Ich sehe ihre grazile Gestalt aus weiter Entfernung und komme nicht drumherum, sie zu bewundern.
Sie traut sich etwas, das mir nicht im Entferntesten jemals in den Sinn gekommen ist. Sie ist sie selbst.

Ihre schlanken Beine stecken in einer beigen Leinenhose, sie trägt ein gemustertes Hemd und Hosenträger.
Sie ist die Personifizierung einer Gottheit. Zumindest für mich.

Sie lächelt jetzt und entblößt eine Reihe strahlend weißer Zähne, ihre vollen Lippen laden zum Küssen ein.
Sie winkt freudig, ihre Schritte werden schneller. Sie kann es nicht erwarten, näher zu kommen.

Wenn ich mich jetzt anstrenge, kann ich vielleicht ihren Duft wahrnehmen.
Harmonien aus Rosenseife und einem maskulinen Aftershave. Es riecht nach der perfekten Mischung aus Mann und Frau.

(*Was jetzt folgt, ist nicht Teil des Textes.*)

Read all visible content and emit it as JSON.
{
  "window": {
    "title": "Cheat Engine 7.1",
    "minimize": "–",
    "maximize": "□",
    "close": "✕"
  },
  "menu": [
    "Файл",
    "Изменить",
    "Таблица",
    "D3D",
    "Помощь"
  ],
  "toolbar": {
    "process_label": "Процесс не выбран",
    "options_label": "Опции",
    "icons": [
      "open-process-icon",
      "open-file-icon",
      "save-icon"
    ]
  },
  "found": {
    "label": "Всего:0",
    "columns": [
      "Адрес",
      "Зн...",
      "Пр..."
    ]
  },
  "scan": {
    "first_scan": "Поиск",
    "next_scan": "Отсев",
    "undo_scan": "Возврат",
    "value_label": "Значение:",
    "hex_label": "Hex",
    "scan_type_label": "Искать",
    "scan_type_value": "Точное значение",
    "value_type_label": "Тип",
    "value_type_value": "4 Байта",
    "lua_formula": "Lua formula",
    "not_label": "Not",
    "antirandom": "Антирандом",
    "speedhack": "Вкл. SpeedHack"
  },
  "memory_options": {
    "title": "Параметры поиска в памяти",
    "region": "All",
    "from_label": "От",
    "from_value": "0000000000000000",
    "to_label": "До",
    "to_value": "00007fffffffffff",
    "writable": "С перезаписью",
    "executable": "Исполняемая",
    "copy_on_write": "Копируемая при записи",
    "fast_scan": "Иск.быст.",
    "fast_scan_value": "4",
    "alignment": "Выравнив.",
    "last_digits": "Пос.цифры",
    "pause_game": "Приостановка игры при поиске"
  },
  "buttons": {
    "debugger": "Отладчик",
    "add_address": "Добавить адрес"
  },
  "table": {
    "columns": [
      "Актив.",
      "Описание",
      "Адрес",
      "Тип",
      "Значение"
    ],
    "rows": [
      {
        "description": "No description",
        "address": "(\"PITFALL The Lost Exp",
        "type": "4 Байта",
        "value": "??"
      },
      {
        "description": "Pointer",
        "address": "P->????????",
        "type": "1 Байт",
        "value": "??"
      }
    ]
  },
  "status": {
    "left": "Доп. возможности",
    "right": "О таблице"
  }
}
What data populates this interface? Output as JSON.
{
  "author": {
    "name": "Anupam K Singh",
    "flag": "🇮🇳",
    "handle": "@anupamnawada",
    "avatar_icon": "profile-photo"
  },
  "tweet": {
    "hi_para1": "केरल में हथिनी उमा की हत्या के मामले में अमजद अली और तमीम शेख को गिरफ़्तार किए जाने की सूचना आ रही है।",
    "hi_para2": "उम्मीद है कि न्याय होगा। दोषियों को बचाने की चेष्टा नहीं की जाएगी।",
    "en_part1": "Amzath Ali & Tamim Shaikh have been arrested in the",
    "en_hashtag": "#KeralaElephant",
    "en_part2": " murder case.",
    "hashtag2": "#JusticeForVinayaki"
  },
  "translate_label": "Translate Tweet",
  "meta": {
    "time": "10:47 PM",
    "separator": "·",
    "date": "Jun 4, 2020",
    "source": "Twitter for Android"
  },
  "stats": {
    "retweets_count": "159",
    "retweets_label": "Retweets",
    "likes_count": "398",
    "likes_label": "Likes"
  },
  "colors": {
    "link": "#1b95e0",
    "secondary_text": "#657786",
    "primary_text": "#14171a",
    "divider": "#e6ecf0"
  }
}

Ich frage mich, wie sie duftet, wenn sie morgens aufwacht, nur von einem weißen Laken bedeckt, die Nacht noch in ihren müden Augen, ein sanftes Lächeln auf den geschwungenen Lippen.

Ob ihre Stimme rau von der Müdigkeit ist? Wie klingt es, wenn sie meinen Namen flüstert? Wenn sie mich wispernd darum bittet, näher zu kommen? Wenn sie ihre feingliedrigen Finger ausstreckt, mein Schlüsselbein streichelt, mich mit ihren kastanienbraunen Augen ansieht und küsst.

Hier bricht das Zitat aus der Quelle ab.